I’ve mentioned before that I have been listening to a reading of C.S. Lewis’ The Screwtape Letters during my drives to and from work. While the whole novel is great grist for a Pub Theo conversation, one particular chapter has stuck with me for weeks now. Let’s talk about it.
In chapter 23, Screwtape, the diabolical middle manager in the bureaucracy of Hell, is advising his more junior nephew Wormwood on a promising strategy to undermine Wormwood’s “patient’s” (a mortal man) newfound Christian faith. The idea is to get the patient to increasingly think of Jesus as a historical figure.
Now before getting into what Lewis has to say on the matter, we should acknowledge that this is very much a contemporary debate. This piece from a few years ago in The Washington Post, and this from The Guardian summarize some of the outlines of the arguments.
In Lewis’ telling, that fact that we are discussing whether we Jesus existed as a historical figure at all is a win for the denizens of Hell in their efforts to lure souls their way. Here’s part of Screwtape’s argument to Wormwood:
[S]uch constructions place the importance of their Historical Jesus in some peculiar theory He is supposed to have promulgated. He has to be a “great man” in the modern sense of the word — one standing at the terminus of some centrifugal and unbalanced line of thought — a crank vending a panacea. We thus distract men’s minds from Who He is, and what He did. …
Our … aim is, by these constructions, to destroy the devotional life. For the real presence of the Enemy, otherwise experienced by men in prayer and sacrament, we substitute a merely probable, remote, shadowy, and uncouth figure, one who spoke a strange language and died a long time ago. Such an object cannot in fact be worshipped. Instead of the Creator adored by its creature, you soon have merely a leader acclaimed by a partisan, and finally a distinguished character approved by a judicious historian. …
No nation, and few individuals, are really brought into the Enemy’s camp by the historical study of the biography of Jesus, simply as biography.

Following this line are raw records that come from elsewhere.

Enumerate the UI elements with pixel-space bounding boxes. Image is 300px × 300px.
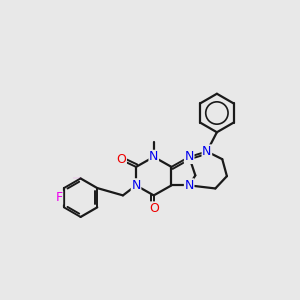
Text: N: N [202, 145, 212, 158]
Text: N: N [131, 179, 141, 192]
Text: F: F [56, 191, 63, 204]
Text: O: O [149, 202, 159, 215]
Text: O: O [116, 154, 126, 166]
Text: N: N [184, 150, 194, 164]
Text: N: N [184, 179, 194, 192]
Text: N: N [149, 150, 158, 164]
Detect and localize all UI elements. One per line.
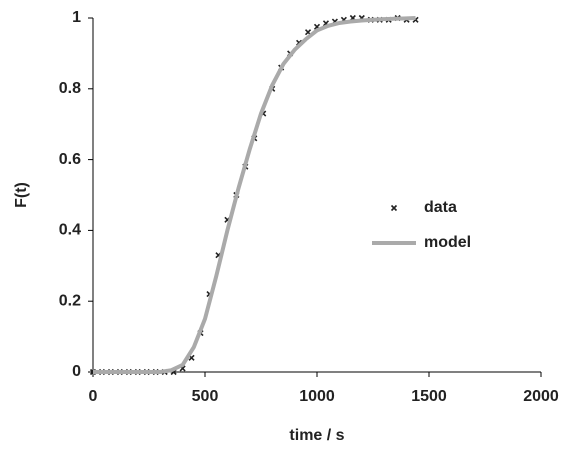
model-line [93, 16, 416, 374]
x-tick-label: 500 [192, 388, 219, 405]
y-tick-label: 1 [72, 9, 81, 26]
legend-label: model [424, 234, 471, 251]
x-tick-label: 2000 [523, 388, 559, 405]
x-axis-label: time / s [289, 427, 344, 444]
y-tick-label: 0.2 [59, 292, 81, 309]
y-tick-label: 0.6 [59, 151, 81, 168]
legend-label: data [424, 199, 457, 216]
y-tick-label: 0.8 [59, 80, 81, 97]
y-tick-label: 0.4 [59, 222, 81, 239]
x-tick-label: 0 [89, 388, 98, 405]
y-tick-label: 0 [72, 363, 81, 380]
x-tick-label: 1500 [411, 388, 447, 405]
legend-marker [390, 204, 398, 212]
y-axis-label: F(t) [13, 182, 30, 208]
x-tick-label: 1000 [299, 388, 335, 405]
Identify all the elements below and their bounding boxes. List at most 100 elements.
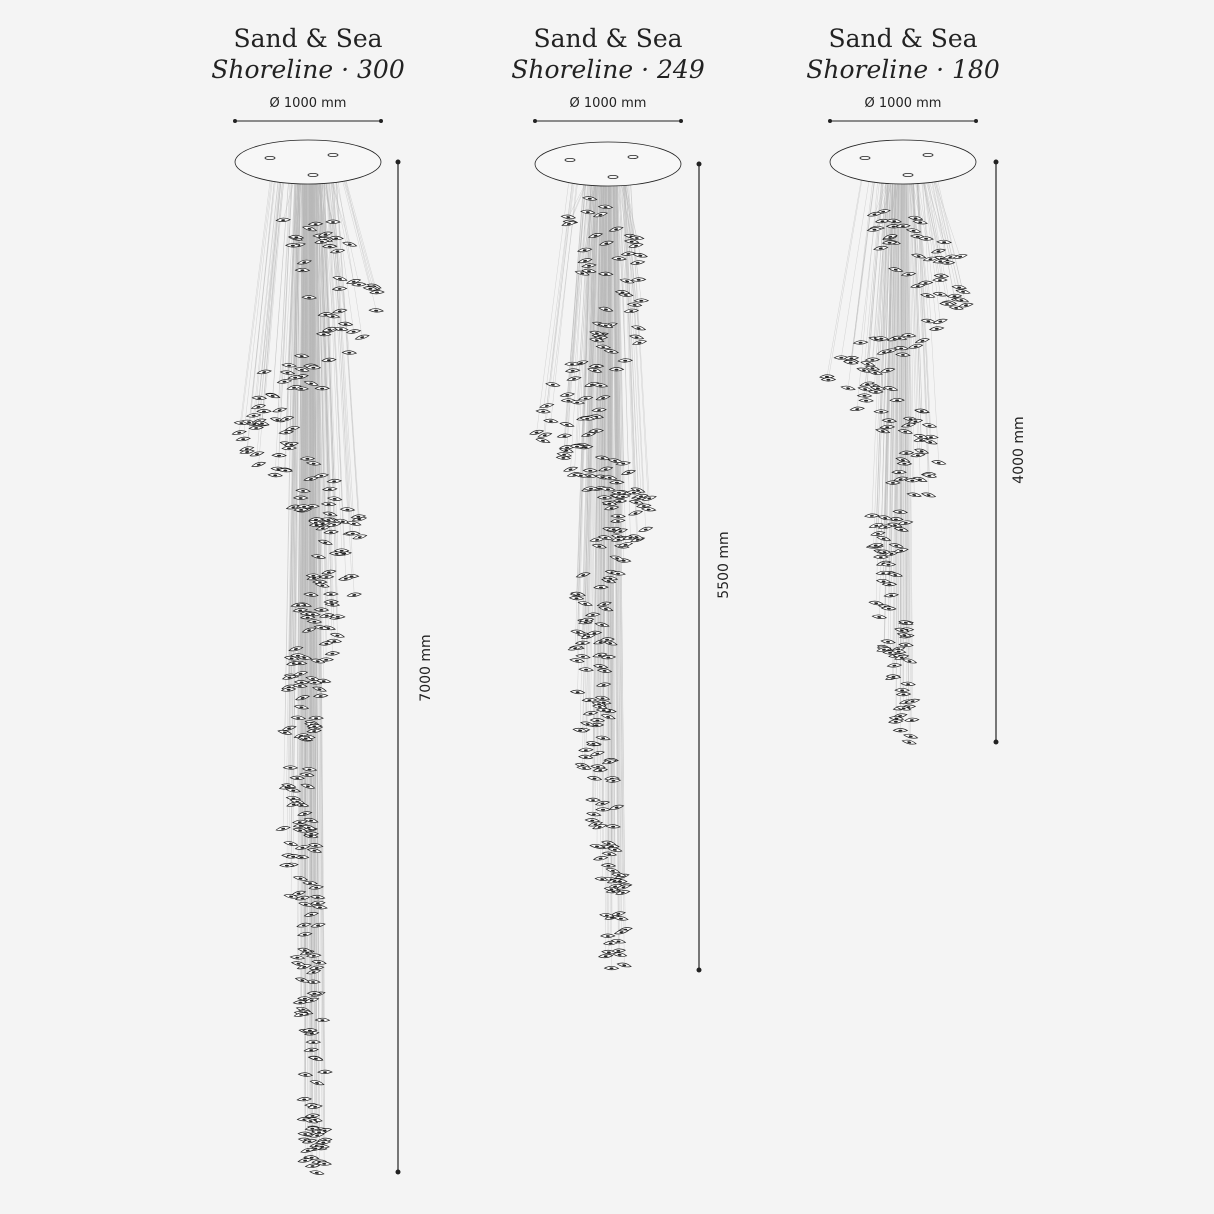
pendant-light	[317, 539, 333, 545]
pendant-light	[603, 505, 620, 511]
pendant-light	[576, 765, 592, 770]
pendant-light	[893, 476, 909, 482]
pendant-light	[598, 271, 614, 276]
pendant-light	[951, 284, 967, 290]
pendant-light	[585, 741, 602, 746]
diameter-label: Ø 1000 mm	[864, 96, 942, 111]
pendant-light	[843, 355, 860, 361]
pendant-light	[589, 751, 605, 756]
pendant-light	[277, 468, 294, 473]
pendant-light	[292, 827, 308, 833]
pendant-light	[285, 795, 302, 801]
pendant-light	[597, 953, 614, 959]
pendant-light	[896, 461, 913, 466]
pendant-light	[326, 638, 343, 644]
pendant-light	[893, 548, 909, 553]
pendant-light	[292, 819, 308, 825]
pendant-light	[894, 687, 910, 693]
pendant-light	[953, 297, 970, 303]
product-title: Sand & Sea	[233, 24, 383, 53]
pendant-light	[870, 385, 886, 391]
pendant-light	[283, 841, 299, 846]
pendant-light	[898, 620, 914, 625]
pendant-light	[620, 251, 637, 256]
pendant-light	[896, 632, 913, 638]
pendant-light	[879, 424, 896, 430]
pendant-light	[615, 890, 631, 895]
pendant-light	[592, 212, 608, 218]
pendant-light	[905, 698, 921, 704]
pendant-light	[594, 800, 611, 806]
pendant-light	[593, 664, 609, 669]
pendant-light	[279, 416, 295, 422]
pendant-light	[595, 735, 611, 741]
pendant-light	[575, 572, 591, 578]
diameter-dimension	[233, 119, 383, 123]
pendant-light	[591, 543, 607, 549]
pendant-light	[892, 728, 909, 733]
pendant-cluster	[529, 196, 657, 971]
pendant-light	[251, 461, 267, 467]
pendant-light	[320, 517, 337, 523]
pendant-light	[897, 429, 913, 434]
pendant-light	[339, 507, 356, 512]
pendant-light	[313, 607, 330, 612]
pendant-light	[864, 365, 881, 371]
pendant-light	[555, 455, 572, 460]
pendant-light	[288, 646, 304, 652]
pendant-light	[566, 376, 582, 381]
product-shoreline-300: Sand & Sea Shoreline · 300 Ø 1000 mm 700…	[128, 0, 488, 1214]
pendant-light	[932, 277, 948, 282]
pendant-light	[294, 895, 311, 901]
pendant-light	[559, 422, 575, 427]
pendant-light	[326, 522, 342, 527]
pendant-light	[310, 922, 326, 928]
pendant-light	[875, 570, 892, 576]
pendant-light	[568, 595, 585, 601]
pendant-light	[921, 473, 938, 478]
pendant-light	[628, 499, 644, 505]
pendant-light	[323, 591, 339, 596]
pendant-light	[596, 495, 613, 500]
pendant-light	[306, 969, 322, 975]
pendant-light	[601, 578, 617, 584]
pendant-light	[600, 863, 617, 868]
pendant-light	[311, 1129, 327, 1135]
pendant-light	[583, 486, 599, 491]
pendant-light	[291, 890, 307, 896]
pendant-light	[333, 326, 349, 332]
pendant-light	[640, 507, 657, 512]
pendant-light	[287, 375, 303, 380]
pendant-light	[299, 615, 316, 620]
pendant-light	[346, 279, 362, 284]
pendant-light	[958, 302, 974, 308]
pendant-light	[308, 885, 324, 890]
pendant-light	[904, 717, 920, 722]
ceiling-canopy	[234, 139, 382, 185]
pendant-light	[933, 273, 950, 278]
pendant-light	[608, 226, 624, 232]
pendant-light	[939, 301, 955, 306]
pendant-light	[593, 585, 609, 590]
pendant-light	[592, 383, 609, 388]
pendant-light	[588, 428, 604, 433]
pendant-light	[587, 233, 604, 239]
pendant-light	[595, 395, 611, 401]
pendant-light	[587, 821, 604, 827]
pendant-light	[578, 617, 595, 623]
pendant-light	[610, 518, 626, 523]
pendant-light	[311, 686, 328, 692]
pendant-light	[589, 337, 605, 343]
pendant-light	[579, 416, 596, 421]
pendant-light	[301, 295, 317, 300]
pendant-light	[276, 379, 293, 384]
pendant-light	[293, 680, 310, 685]
pendant-light	[560, 214, 577, 220]
pendant-light	[868, 523, 884, 528]
pendant-light	[305, 461, 322, 466]
pendant-light	[612, 528, 628, 534]
pendant-light	[598, 606, 614, 612]
pendant-light	[308, 965, 325, 970]
pendant-light	[310, 658, 326, 664]
pendant-light	[877, 524, 894, 530]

Indeed materials for a full biography have been withheld from men. The earliest converts were converted by a single historical fact (the Resurrection) and a single theological doctrine (the Redemption) operating on a sense of sin which they already had … The “Gospels” come later and were written not to make Christians but to edify Christians already made.
The “Historical Jesus” then, however dangerous he may seem to be to us at some particular point, is always to be encouraged.
So this is what we’re going to talk about in our conversation this evening. Does thinking about Jesus as a historical figure actually undermine our faith in the manner that Lewis suggests? Does the fact that there is little or no historical evidence for Jesus’ existence (depending upon whom you ask), and no definitively recognized archeological evidence, matter to those of us who believe in Him? Would such evidence, if it existed, be enough to convince, and thus convert, those who don’t believe?